Since the application is blocked while it is in the service call, every application already must have its own thread if there are to be multiple service calls at the same time.

Assuming the service call simply starts the async operation, maybe does something else, and then blocks until the operation finishes, I don't see the problem. Since every call to service is on its own thread, you can simply block that thread.

1

The short answer to your question is that you don't return from the asynchronous code. Instead you pass a context object to your asynchronous code to send a response back when you finish processing the request.
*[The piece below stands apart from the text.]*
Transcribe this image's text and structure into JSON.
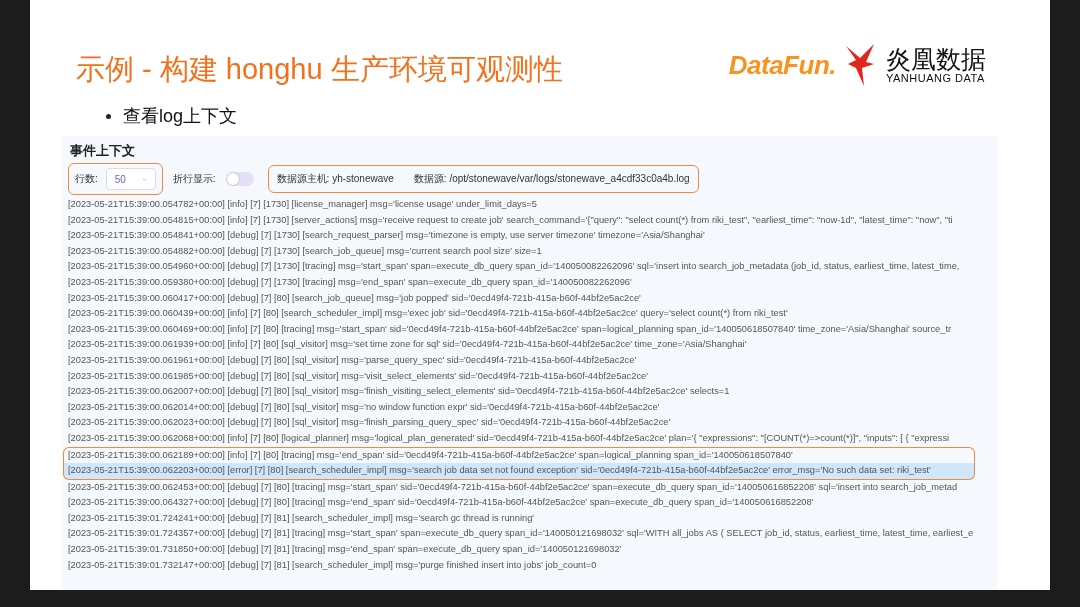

This is done mostly in two forms:

You are using some server framework that already takes care of the async for you:

void init() {
    registerHandler("requestType", [](ReqType req, Response resp) {
        // ..
        resp.send(data);
    });
}

Or if you handle client requests in a blocking event loop you can achieve asynchronous by using multi-thread, like this:

while (true) {
    // ...
    Req req = recv();
    thread t(processReq, req, ctx);
}

void processReq(Req req, Context &ctx) {
    // ...
    ctx.send(response);
}

If you need to perform multiple async operations to serve one request then you use future to chain together the async operations, provided that your async operations return a future/promise type. This is not the same as waiting the async operation to return:

void processReq(Req req, Context &ctx) {
    // ...
    op1().then(op2).then(op3);
}

One last word, if you meant waiting for the async code to finish before exiting the process, then use join method of your thread objects, or use the wait method of your promise objects.